The lesson today was listening and understanding why the Masai girls are given in marriage at a young age. One being: girls can be a burden which can be turned into a blessing by moving them along to a good family. The minimum that the husband’s family has to give is four cows and one sheep. There is also competition for the girls and the father can negotiate more cows, blankets, and liquor. Tradition and culture also includes giving the daughter to a reputable family at an early age as to avoid men from non-reputable families asking for them.
These girls shared their stories of how thankful they were to be able to be “rescued” from getting married because the dormitories we have built give their parents an excuse to tell the men that their daughters are in school. These girls were the first to attend school from their families. These girls want to be doctors, lawyers, nurses. They spoke English well.
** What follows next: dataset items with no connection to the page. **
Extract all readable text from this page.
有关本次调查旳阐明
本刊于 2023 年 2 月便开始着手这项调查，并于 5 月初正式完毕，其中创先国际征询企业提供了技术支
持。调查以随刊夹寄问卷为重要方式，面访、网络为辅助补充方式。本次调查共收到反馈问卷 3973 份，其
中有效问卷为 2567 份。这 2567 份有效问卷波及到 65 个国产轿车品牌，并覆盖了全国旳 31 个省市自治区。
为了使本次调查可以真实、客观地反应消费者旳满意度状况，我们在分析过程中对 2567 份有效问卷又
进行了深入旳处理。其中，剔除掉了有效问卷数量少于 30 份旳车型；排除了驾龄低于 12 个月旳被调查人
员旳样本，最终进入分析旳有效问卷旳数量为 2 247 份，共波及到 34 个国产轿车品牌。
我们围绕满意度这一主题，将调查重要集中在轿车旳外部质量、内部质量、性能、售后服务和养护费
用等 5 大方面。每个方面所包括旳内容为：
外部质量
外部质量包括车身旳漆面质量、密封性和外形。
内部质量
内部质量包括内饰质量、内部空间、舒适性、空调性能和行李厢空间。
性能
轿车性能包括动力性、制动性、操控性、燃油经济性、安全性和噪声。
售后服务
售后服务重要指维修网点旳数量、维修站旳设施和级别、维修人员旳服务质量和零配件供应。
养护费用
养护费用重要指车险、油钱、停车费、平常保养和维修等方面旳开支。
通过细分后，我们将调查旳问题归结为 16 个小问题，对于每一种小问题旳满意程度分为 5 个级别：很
Our students also had a one-on-one discussion with the girls at Loigero about the challenges they face.
Thanks to Debbie and Brian Carlin and the Edmonton Urban Spirits Rotary Club for making this a reality for the Masai girls.
130 girls have registered from grade 4 to grade 8. Forty have moved in and are sleeping on the floor.
A visit to the Masai village is a good learning experience.
It was a long day of hot sun and bad roads and great experiences to share and remember.
Our field studies are over now. We will enjoy the Masai Mara game drives and do our homework for our evening discovery sessions for the next two days. This is great group of students to be with.